The final extension I’ll mention relates to BeamSearch. There are a variety of different flavours of beam search out there. BeamSearch is a no-frills variety which computes the probability of a path as the product of the probabilities of its tokens and finishes when the most probable path in the beam is also completed (i.e. ends with an eos). Other varieties of beam search will modify the path probabilities and/or the stopping criteria. BeamSearch supports two additional stopping criteria: all paths in the beam must be complete, or some cut-off length is achieved. Consult the class documentation for more detail. More complicated stopping criteria will require reimplementing beam search, at which point the low-level function pydrobert.torch.functional.beam_search_advance() might be a good starting point. Modifying path probabilities is much easier. To do so, one may sublclass BeamSearch and reimplement the method pydrobert.torch.modules.BeamSearch.update_log_probs_for_step().

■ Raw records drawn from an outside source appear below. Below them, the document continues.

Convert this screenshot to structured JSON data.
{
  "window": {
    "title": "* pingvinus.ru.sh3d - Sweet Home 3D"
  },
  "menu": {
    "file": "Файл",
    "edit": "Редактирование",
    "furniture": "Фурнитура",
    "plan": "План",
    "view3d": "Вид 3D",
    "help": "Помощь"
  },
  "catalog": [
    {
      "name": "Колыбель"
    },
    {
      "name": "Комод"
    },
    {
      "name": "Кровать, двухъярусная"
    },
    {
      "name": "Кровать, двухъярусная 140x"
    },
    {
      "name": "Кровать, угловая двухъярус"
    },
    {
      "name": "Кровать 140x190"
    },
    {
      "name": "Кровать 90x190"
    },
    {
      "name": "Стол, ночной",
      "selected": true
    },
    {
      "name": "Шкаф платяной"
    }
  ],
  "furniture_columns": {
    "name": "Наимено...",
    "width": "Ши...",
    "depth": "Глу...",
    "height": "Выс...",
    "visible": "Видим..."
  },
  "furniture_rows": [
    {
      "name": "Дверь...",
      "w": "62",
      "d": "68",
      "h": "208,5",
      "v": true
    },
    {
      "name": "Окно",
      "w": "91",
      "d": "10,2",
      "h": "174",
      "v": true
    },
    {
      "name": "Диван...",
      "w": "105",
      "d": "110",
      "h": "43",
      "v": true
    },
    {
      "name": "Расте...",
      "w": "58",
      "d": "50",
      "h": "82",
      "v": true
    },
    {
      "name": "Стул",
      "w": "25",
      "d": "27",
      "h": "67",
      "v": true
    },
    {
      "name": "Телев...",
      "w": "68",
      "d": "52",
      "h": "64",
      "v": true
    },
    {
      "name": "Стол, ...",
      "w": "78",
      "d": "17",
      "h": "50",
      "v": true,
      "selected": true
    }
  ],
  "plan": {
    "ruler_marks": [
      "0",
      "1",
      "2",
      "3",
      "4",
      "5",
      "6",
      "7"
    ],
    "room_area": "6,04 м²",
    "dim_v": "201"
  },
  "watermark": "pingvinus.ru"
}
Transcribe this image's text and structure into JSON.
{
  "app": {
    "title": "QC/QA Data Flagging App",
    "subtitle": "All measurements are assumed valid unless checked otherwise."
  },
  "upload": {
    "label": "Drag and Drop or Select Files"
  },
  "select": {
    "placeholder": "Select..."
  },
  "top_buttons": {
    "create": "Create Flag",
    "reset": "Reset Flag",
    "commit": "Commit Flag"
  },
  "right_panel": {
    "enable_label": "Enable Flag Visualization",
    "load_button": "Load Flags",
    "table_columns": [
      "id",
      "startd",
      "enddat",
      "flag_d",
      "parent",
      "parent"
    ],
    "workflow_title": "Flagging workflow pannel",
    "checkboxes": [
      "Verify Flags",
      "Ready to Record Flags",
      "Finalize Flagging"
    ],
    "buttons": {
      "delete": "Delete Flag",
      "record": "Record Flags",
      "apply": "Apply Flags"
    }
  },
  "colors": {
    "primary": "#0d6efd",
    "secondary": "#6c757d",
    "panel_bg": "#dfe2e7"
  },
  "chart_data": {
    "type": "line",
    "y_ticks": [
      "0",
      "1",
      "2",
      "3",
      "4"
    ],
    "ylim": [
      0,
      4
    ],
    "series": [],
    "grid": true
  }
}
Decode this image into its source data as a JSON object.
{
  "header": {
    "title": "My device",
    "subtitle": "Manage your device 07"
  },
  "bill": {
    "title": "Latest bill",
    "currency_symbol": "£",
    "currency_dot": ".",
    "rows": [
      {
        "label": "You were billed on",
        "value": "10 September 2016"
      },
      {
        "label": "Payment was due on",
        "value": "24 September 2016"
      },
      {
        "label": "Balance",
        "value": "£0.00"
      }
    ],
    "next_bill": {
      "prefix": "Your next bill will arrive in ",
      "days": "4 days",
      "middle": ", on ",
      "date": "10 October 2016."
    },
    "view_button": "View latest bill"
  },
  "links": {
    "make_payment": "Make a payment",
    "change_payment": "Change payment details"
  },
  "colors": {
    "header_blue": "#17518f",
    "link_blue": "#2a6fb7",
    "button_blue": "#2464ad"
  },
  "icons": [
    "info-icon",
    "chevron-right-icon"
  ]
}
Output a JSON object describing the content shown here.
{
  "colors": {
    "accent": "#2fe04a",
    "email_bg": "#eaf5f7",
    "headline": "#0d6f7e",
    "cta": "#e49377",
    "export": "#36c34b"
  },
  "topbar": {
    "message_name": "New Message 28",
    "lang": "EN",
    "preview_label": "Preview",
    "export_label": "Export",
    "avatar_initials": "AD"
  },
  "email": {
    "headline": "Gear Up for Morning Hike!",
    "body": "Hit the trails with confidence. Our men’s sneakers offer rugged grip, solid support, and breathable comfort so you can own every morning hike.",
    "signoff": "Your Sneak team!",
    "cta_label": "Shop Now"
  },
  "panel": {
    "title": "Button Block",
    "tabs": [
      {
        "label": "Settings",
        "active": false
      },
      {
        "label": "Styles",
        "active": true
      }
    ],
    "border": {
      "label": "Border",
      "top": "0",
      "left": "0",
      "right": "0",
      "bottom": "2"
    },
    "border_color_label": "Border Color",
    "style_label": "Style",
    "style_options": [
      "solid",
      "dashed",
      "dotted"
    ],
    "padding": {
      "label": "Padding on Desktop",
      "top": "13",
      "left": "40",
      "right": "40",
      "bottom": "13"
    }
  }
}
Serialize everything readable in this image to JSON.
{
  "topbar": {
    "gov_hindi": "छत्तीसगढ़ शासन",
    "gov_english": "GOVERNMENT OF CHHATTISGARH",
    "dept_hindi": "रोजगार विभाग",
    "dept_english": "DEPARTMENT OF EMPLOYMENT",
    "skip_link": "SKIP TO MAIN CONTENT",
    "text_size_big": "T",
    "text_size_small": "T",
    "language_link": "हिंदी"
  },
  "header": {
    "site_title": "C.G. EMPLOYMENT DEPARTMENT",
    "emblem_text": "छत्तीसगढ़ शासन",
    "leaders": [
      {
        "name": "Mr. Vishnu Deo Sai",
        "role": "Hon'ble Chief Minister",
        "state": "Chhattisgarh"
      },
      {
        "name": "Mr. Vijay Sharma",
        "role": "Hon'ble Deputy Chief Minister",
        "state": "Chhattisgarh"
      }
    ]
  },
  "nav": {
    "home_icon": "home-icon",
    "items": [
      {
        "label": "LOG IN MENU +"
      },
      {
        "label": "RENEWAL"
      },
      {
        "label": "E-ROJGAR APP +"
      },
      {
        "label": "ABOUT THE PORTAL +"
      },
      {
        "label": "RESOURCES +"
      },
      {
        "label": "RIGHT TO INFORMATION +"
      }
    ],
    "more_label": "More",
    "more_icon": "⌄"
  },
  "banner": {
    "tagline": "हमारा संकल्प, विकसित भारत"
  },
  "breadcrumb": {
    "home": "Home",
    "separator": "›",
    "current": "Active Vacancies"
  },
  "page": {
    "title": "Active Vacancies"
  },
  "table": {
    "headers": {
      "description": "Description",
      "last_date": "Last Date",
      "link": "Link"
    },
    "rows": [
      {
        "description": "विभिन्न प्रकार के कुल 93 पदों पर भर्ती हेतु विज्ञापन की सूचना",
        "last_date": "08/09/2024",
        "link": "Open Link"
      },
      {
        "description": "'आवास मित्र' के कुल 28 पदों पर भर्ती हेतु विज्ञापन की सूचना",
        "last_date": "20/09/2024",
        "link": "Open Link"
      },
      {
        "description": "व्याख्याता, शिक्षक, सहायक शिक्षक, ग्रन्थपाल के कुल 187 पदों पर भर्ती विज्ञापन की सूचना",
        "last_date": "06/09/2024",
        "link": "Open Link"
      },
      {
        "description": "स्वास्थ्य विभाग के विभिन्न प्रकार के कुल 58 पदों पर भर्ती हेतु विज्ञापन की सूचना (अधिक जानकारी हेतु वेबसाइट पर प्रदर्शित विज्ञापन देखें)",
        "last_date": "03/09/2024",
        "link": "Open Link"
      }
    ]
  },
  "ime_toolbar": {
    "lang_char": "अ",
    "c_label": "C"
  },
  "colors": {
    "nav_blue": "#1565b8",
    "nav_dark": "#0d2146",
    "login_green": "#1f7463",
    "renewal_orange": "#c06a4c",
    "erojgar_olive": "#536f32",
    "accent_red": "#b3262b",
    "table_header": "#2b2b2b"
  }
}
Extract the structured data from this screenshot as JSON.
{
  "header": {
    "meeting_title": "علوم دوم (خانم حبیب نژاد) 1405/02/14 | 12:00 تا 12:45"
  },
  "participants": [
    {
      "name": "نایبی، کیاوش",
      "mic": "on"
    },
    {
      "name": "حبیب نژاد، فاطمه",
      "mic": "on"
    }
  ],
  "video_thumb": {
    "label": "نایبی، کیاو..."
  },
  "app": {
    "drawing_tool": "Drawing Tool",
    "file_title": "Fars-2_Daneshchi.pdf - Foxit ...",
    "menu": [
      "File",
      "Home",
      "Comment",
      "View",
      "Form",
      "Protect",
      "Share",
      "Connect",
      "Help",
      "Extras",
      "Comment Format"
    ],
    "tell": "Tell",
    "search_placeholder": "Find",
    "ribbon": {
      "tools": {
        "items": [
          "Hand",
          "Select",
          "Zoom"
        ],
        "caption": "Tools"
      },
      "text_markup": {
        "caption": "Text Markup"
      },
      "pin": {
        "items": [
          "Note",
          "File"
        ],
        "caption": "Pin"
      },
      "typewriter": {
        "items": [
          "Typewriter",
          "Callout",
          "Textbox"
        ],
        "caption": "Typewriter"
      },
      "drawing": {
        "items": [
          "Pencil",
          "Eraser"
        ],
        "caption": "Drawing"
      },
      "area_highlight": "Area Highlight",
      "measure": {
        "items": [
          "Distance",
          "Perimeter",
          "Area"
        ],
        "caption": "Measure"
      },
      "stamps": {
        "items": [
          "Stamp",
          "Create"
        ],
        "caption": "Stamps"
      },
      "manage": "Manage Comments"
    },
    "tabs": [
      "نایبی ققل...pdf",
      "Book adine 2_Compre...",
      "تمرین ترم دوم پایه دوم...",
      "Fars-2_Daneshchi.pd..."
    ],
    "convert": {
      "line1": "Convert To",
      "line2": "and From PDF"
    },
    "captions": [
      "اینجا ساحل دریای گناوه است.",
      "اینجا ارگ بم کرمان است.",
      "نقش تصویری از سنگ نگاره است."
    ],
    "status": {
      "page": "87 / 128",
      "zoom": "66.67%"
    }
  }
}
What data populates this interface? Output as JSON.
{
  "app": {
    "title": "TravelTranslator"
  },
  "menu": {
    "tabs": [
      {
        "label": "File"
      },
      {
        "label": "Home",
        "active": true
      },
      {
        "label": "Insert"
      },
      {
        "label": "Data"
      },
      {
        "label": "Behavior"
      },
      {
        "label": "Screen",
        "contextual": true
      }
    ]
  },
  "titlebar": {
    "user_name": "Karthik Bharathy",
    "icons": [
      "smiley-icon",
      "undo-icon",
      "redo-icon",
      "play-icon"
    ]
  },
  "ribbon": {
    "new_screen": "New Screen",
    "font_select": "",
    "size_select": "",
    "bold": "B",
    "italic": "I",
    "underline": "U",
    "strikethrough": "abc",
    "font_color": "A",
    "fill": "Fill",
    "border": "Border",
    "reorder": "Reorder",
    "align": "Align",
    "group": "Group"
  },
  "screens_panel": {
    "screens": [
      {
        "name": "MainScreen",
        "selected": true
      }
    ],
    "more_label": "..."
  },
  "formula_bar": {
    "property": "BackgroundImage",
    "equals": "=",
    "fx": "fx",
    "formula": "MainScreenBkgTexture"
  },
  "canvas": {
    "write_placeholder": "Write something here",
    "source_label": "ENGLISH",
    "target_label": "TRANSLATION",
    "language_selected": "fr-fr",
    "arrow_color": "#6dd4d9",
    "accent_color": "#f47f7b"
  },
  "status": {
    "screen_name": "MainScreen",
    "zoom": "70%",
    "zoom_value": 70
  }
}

Here’s an example which normalizes the log probabilities of paths by their lengths:

from pydrobert.torch.modules import BeamSearch

class LengthNormalizedBeamSearch(BeamSearch):

    def update_log_probs_for_step(
            self,
            log_probs_prev,
            log_probs_t,
            y_prev,
            y_prev_lens,
            eos_mask,
        ):
        num = y_prev_lens.to(log_probs_prev)
        denom = num + 1 - eos_mask.to(log_probs_prev)
        num, denom = num.clamp_(min=1), denom.clamp_(min=1)
        return (
            log_probs_prev * num / denom,
            log_probs_t / denom.unsqueeze(-1)
        )

log_probs_prev is the pseudo-log-probabilities of the paths up to the current step (with normalization); log_probs_t contains the log-probabilities of the tokens extending the paths (without normalization). To renormalize log_probs_prev by the extended length (y_prev_lens + 1), we multiply by the previous normalization constant (y_prev_lens) to de-normalize log_probs_prev, then divide by the new one. Since log_probs_t is unnormalized, we just divide by the new constant. When the results are added together, the extended path pseudo-log-probability will be normalzied by y_prev_lens + 1.